一种数据库主备同步操作的加速方法和系统,从根本上提升了数据库集群的运行效率和读写性能,解决了数据库集群因现有数据同步方法和读写分离方案所带来的问题,包括数据库集群性能不足、响应延迟大、计算资源难以充分利用等,进而极大的提升了数据库集群处理数据库操作的性能。

Description

一种数据库主备同步操作的加速方法和系统 技术领域
本发明涉及数据库技术领域,特别涉及一种数据库主备同步操作的加速方法和系统。
背景技术
在数据库技术领域,数据同步操作和数据读写分离是提升数据库系统读写性能和数据同步效率、以及保证数据一致性的重要手段,尤其在由一主多备的数据库节点组成的数据库集群中。
目前,数据同步的方法主要是由主数据库节点完成相关的数据库操作,然后通过数据异步复制或同步复制的方式实现数据同步,其中包括增量同步和全量同步。不管异步复制,还是同步复制都能够在确保数据一致性的基础上,都能够实现数据增量同步,但由于数据同步需要等待主节点完成一定的数据库操作后才能由主数据库节点通过数据传输网络向备数据库节点进行数据复制,使得数据同步依然存在很大的延迟,严重影响了数据库集群的运行效率和整体性能。
在此基础上,为了提升数据库集群的性能,提出了数据读写分离的技术方案,该方案通过由主数据库节点承担写操作(包括数据增加、删除和修改操作),由备节点承担读操作。此种方式很大程度上有效地减轻主数据库节点的负载压力,提升了数据库集群的读写性能,但因主数据库节点存在性能瓶颈,且受到目前数据同步方法的影响,读写分离的技术方案并未从根本上解决制约数据库集群性能的问题,数据库集群依然存在性能瓶颈、响应延迟大,以及数据库节点计算资源难以得到充分利用的问题。具体存在如下问题:
1、数据库操作完成后,才进行数据同步,使得数据同步存在较大延迟;
2、数据库操作均由数据库主节点的CPU完成,消耗大量主节点资源,同时因主节点的性能瓶颈,导致降低了整个集群的性能;
3、在读取数据时,无法根据集群中节点闲置情况,动态响应用户的读取请求,导致响应存在较大延迟。
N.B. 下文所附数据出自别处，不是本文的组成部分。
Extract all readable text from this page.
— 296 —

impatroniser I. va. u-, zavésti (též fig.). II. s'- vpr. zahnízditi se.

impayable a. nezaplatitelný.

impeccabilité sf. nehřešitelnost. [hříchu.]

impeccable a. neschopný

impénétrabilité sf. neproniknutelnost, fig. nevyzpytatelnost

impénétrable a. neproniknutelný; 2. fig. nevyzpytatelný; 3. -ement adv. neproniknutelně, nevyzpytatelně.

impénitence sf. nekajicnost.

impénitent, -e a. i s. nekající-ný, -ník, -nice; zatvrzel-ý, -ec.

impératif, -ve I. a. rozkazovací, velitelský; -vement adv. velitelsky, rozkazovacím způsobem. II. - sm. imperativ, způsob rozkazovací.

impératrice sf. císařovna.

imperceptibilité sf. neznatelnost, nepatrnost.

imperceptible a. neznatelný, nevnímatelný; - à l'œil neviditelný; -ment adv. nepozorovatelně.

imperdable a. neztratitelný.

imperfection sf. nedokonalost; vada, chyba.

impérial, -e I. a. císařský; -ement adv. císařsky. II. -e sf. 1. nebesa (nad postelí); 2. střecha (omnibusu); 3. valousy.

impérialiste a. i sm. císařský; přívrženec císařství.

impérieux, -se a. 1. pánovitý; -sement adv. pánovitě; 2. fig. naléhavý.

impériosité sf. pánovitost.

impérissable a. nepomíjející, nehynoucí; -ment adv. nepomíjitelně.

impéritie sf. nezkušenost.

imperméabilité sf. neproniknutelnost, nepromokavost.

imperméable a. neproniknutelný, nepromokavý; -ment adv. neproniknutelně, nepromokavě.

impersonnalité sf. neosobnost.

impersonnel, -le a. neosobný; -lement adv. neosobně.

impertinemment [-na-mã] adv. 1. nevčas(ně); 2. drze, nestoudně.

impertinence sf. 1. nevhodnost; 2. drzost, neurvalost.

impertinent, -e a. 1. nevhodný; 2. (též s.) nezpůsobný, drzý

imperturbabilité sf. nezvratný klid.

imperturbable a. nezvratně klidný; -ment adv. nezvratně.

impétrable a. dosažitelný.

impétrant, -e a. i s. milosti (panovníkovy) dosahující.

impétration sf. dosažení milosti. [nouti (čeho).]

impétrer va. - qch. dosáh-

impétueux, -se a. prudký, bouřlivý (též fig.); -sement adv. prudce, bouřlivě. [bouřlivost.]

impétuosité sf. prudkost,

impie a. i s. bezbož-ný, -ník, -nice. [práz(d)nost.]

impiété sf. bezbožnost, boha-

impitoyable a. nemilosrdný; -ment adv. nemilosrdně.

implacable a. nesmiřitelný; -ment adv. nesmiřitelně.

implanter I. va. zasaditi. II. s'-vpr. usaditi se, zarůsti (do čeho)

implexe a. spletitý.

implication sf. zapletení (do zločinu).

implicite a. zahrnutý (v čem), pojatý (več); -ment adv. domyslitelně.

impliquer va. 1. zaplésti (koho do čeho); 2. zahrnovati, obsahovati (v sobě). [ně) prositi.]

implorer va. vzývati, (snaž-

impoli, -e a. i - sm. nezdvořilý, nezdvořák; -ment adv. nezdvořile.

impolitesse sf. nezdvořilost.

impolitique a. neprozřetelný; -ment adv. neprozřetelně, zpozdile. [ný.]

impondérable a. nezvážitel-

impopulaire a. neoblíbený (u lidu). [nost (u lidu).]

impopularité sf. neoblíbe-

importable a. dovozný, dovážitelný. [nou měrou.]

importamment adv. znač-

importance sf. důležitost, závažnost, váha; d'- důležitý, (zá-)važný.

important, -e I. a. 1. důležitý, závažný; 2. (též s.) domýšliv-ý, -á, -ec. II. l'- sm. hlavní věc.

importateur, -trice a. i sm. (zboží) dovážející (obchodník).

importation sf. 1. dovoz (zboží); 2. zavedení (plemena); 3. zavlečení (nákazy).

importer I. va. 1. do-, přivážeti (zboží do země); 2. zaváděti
因此,有必要引入一种新的方法及系统,解决数据库集群因现有数据同步方 法和读写分离方案所带来的数据库集群性能不足、响应延迟大、计算资源难以充分利用等问题,进而在保障数据一致性的基础上,从根本上提升数据库集群的运行效率和读写性能。
发明内容
针对现有技术的不足,本发明提出了一种数据库主备同步操作的加速方法和系统,通过在由主备节点构成的数据库集群中增加和部署数据库操作模块,将数据库操作(增、删和更新)的计算和需要同步的数据,以及数据库读服务都下载至操作模块,解决了如下问题:
首先,本发明数据库操作和数据同步可以同步进行和完成,而传统的数据库操作完成后,才进行数据同步,使得数据同步存在较大延迟。
其次,本发明可以释放数据库节点资源,而现有数据库操作均由数据库主节点的CPU完成,消耗大量主节点资源,同时因主节点的性能瓶颈,导致降低了整个集群的性能。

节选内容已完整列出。